Politicians like obfuscation on housing policy to placate NIMBY voters. Take for example prospective Conservative MP and ‘environmentalist’ Zac Goldsmith’s crusade to save treasured local car parks. The manifesto can equally be accused of pandering to NIMBY instincts, protecting their shire voters from all housing, including ones they might actually need or want, by promising to protect the greenbelt.  

Instead, Conservatives intend to foist development on Labour-leaning inner-city communities and prioritising brownfield development and “urban regeneration”. This requires massive, infeasible increases in proposed density on brownfield sites – and research by Shelter has shown there are simply not enough brownfield sites in cities like London. Consequently, it is not clear how such a policy can co-exist with giving these inner-city communities rights on local design. Perhaps they intend to square that circle through wholesale adoption of YIMBY proposals to let residents on each street opt to pick a design code and the right to turn their two-storey semi-detached suburban houses into a more walkable, prettier street of five-storey terraces or mansion blocks. If so, they have not spelt that out. 

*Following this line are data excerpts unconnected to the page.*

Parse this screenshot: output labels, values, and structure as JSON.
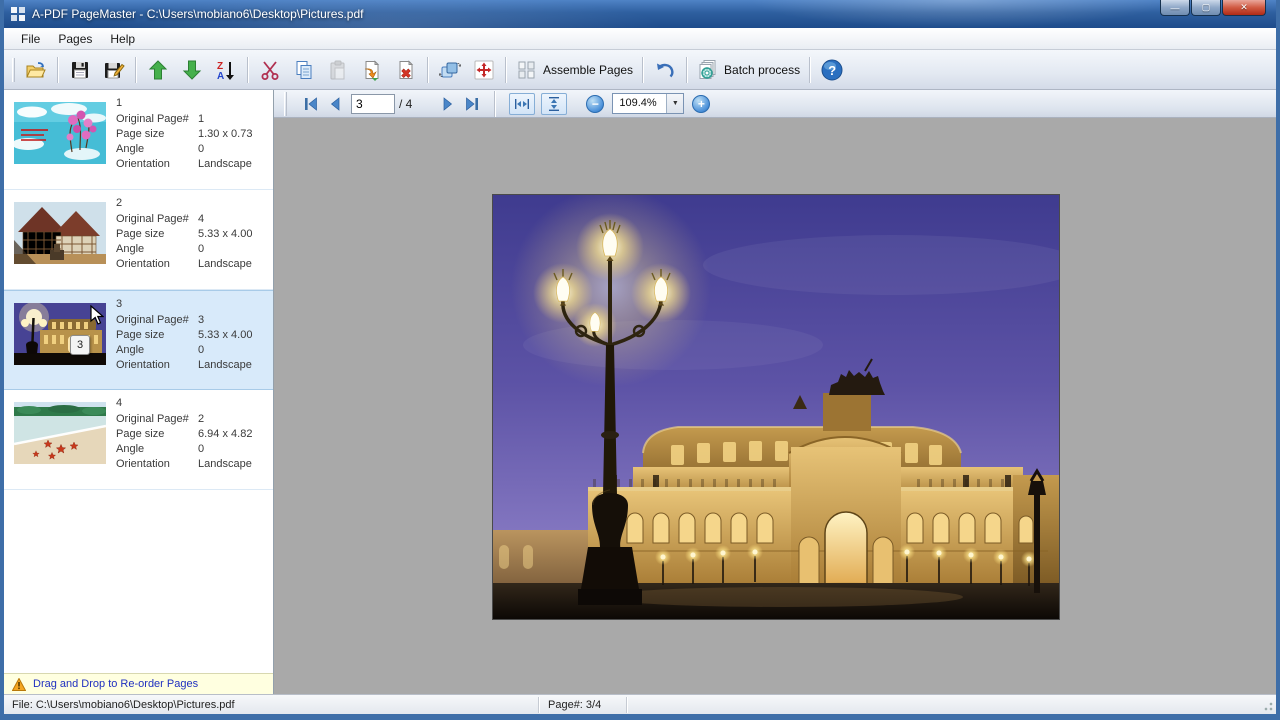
{
  "window": {
    "title": "A-PDF PageMaster - C:\\Users\\mobiano6\\Desktop\\Pictures.pdf",
    "controls": {
      "minimize": "—",
      "maximize": "▢",
      "close": "✕"
    }
  },
  "menu": {
    "file": "File",
    "pages": "Pages",
    "help": "Help"
  },
  "toolbar": {
    "assemble_label": "Assemble Pages",
    "batch_label": "Batch process",
    "icons": [
      "open-folder",
      "save",
      "save-as",
      "move-up",
      "move-down",
      "sort",
      "cut",
      "copy",
      "paste",
      "import-page",
      "delete-page",
      "rotate",
      "move",
      "assemble-grid",
      "undo",
      "batch-gear",
      "help"
    ]
  },
  "nav": {
    "page": "3",
    "of": "/ 4",
    "zoom": "109.4%",
    "icons": [
      "first-page",
      "prev-page",
      "next-page",
      "last-page",
      "fit-width",
      "fit-height",
      "zoom-out",
      "zoom-in"
    ]
  },
  "page_labels": {
    "original": "Original Page#",
    "size": "Page size",
    "angle": "Angle",
    "orientation": "Orientation"
  },
  "pages": [
    {
      "num": "1",
      "original": "1",
      "size": "1.30 x 0.73",
      "angle": "0",
      "orientation": "Landscape"
    },
    {
      "num": "2",
      "original": "4",
      "size": "5.33 x 4.00",
      "angle": "0",
      "orientation": "Landscape"
    },
    {
      "num": "3",
      "original": "3",
      "size": "5.33 x 4.00",
      "angle": "0",
      "orientation": "Landscape",
      "drag_badge": "3"
    },
    {
      "num": "4",
      "original": "2",
      "size": "6.94 x 4.82",
      "angle": "0",
      "orientation": "Landscape"
    }
  ],
  "hint": "Drag and Drop to Re-order Pages",
  "status": {
    "file": "File: C:\\Users\\mobiano6\\Desktop\\Pictures.pdf",
    "page": "Page#: 3/4"
  },
  "colors": {
    "titlebar": "#2e5f9f",
    "selection": "#d8eafa",
    "hint_bg": "#ffffe0",
    "preview_bg": "#a9a9a9"
  }
}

Many complain of NIMBYism at a local level and its toxic effects on housing affordability. But NIMBYism at the national level – central government desire to restrict housebuilding to make house prices rise – is the unspoken elephant in the room. After all, 63 per cent of UK voters are homeowners and price rises caused by a housing shortage are hardly unpopular with them. 


There is anecdotal evidence that protecting or inflating the value of homeowners’ assets is central to Conservative strategy. When George Osborne was criticised for the inflation his help to buy policy caused within the housing market, he allegedly told the Cabinet: “Hopefully we will get a little housing boom, and everyone will be happy as property values go up”. More recently Luke Barratt of Inside Housing noted that most Conservatives he spoke to at the 2018 party conference were scared “they’d be punished by their traditional voters if the values of their homes were to fall”. He was told by a Conservative activist at the conference that, “If you build too many houses, you get a Labour government”.

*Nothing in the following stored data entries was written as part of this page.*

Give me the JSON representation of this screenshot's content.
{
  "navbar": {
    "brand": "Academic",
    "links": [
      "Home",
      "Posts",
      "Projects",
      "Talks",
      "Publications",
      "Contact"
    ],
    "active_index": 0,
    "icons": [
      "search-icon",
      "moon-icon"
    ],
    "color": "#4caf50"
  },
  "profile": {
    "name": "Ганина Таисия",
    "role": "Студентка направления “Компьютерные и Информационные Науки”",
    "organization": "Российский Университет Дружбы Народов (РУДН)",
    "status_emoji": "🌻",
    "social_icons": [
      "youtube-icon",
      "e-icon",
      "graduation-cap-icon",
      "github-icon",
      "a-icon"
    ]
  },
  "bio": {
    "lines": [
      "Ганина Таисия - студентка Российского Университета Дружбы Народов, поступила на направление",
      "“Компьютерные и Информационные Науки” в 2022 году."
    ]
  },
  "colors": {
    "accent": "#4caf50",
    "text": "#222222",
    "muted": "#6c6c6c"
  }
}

But the senior figures in the Conservative Party are painfully aware that the continuing housing shortage presents major long-term problems for the Party. As the manifesto itself acknowledges: “For the UK to unleash its potential, young people need the security of knowing that homeownership is within their reach.” Perpetual increases in house prices are incompatible with this goal. The problem has greatly contributed to the Conservatives’ severe unpopularity with a younger generation priced out of decent accommodation. 

Equally, there is increasing evidence that ‘gains’ from rising house prices are disproportionately concentrated in the south of England.  The differences in housing costs between regions greatly reduce labour mobility, suppressing wage growth in the north and midlands, which in turn leads to greater regional inequality. The policy of coddling southern homeowners at the expense of the economic well-being of other regions is a major long-term stumbling block to Conservative desires to make inroads into the ‘red wall’ of Leave-voting labour seats outside the south.

Before dealing with the issue of where housing should go, you must decide whether you want to build enough housing to reduce the housing crisis. On this issue, the Conservative response is, “Perhaps”. In contrast, even though they may not know where to put the necessary housing, the Labour Party at least has a desire in the abstract to deal with the crisis, even if the will to fix it, in reality, remains to be seen. 

Ultimately the Conservative Party seems to want to pay lip service to the housing crisis without stopping the ever-upward march of prices, underpinned by a needless shortage. Osborne’s dilemma – that the will of much of his party’s voter base clashes with the need to provide adequate housing – remains at the heart of Conservative housing policy. The Conservatives continue to hesitate, which is of little comfort to those who suffer because of a needless and immoral housing shortage.

Sam Watling is the director of Brighton Yimby, a group which aims to solve Brighton’s housing crisis while maintaining the character of the Sussex countryside.